Viterbo – Riceviamo e pubblichiamo – Il rischio che qualcuno (gli insegnanti, ma non solo) pensasse che la scuola potesse contribuire a “rimuovere gli ostacoli [sociali e culturali] che, limitando di fatto la libertà e l’uguaglianza dei cittadini, impediscono il pieno sviluppo della persona umana” (art. 3 della Costituzione della Repubblica italiana), ancora – nel 2015 – era molto, troppo alto.

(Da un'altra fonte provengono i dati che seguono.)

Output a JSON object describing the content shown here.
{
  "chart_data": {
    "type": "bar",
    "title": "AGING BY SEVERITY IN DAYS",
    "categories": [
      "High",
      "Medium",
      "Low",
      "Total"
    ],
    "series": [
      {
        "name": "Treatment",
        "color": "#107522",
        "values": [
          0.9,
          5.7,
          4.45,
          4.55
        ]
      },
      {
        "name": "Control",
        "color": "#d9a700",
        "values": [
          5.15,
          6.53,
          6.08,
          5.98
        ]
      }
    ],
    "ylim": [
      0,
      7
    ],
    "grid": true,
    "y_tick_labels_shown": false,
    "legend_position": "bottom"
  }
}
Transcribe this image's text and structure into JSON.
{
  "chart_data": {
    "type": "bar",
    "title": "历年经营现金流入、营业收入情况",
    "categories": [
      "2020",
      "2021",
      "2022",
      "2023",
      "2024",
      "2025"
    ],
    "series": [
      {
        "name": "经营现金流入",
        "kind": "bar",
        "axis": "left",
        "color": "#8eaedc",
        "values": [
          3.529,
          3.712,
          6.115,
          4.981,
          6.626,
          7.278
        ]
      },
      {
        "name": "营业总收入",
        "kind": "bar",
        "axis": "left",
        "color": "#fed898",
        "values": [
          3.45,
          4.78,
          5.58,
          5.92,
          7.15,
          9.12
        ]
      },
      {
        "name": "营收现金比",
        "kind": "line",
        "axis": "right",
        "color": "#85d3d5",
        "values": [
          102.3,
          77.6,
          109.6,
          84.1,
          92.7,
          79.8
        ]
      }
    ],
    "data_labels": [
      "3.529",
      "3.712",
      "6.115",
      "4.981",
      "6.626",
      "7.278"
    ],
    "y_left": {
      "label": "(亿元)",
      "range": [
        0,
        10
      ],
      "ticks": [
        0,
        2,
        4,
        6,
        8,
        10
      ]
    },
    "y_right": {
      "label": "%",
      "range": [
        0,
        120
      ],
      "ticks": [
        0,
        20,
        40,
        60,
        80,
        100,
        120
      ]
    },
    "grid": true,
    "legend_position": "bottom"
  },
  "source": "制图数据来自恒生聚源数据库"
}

Perciò non restava che una cosa da fare, una bella cosa, dimostrativa, semplice, drastica: rimuovere la scuola!
Ad una settimana dalla grande manifestazione del 5 maggio, che segna solo l’inizio di una mobilitazione ampia, partecipata, che non deve limitarsi agli “addetti ai lavori”, perché la scuola è di tutti ne parliamo in un incontro pubblico.
Si svolgerà martedì 12 maggio, ore 17/19 al Biancovolta – SpazioArci, in via delle Piagge 23 con Giuseppe Di Russo, Flc-Cgil – Marco Prestininzi, Cobas-scuola -Silvia Somigli, Uil-scuola – Omar Neffati, Rete degli studenti – Paolo Cornetti, Udu Sapienza.
Coordina Loredana Fraleone, Area Conoscenza Prc nazionale.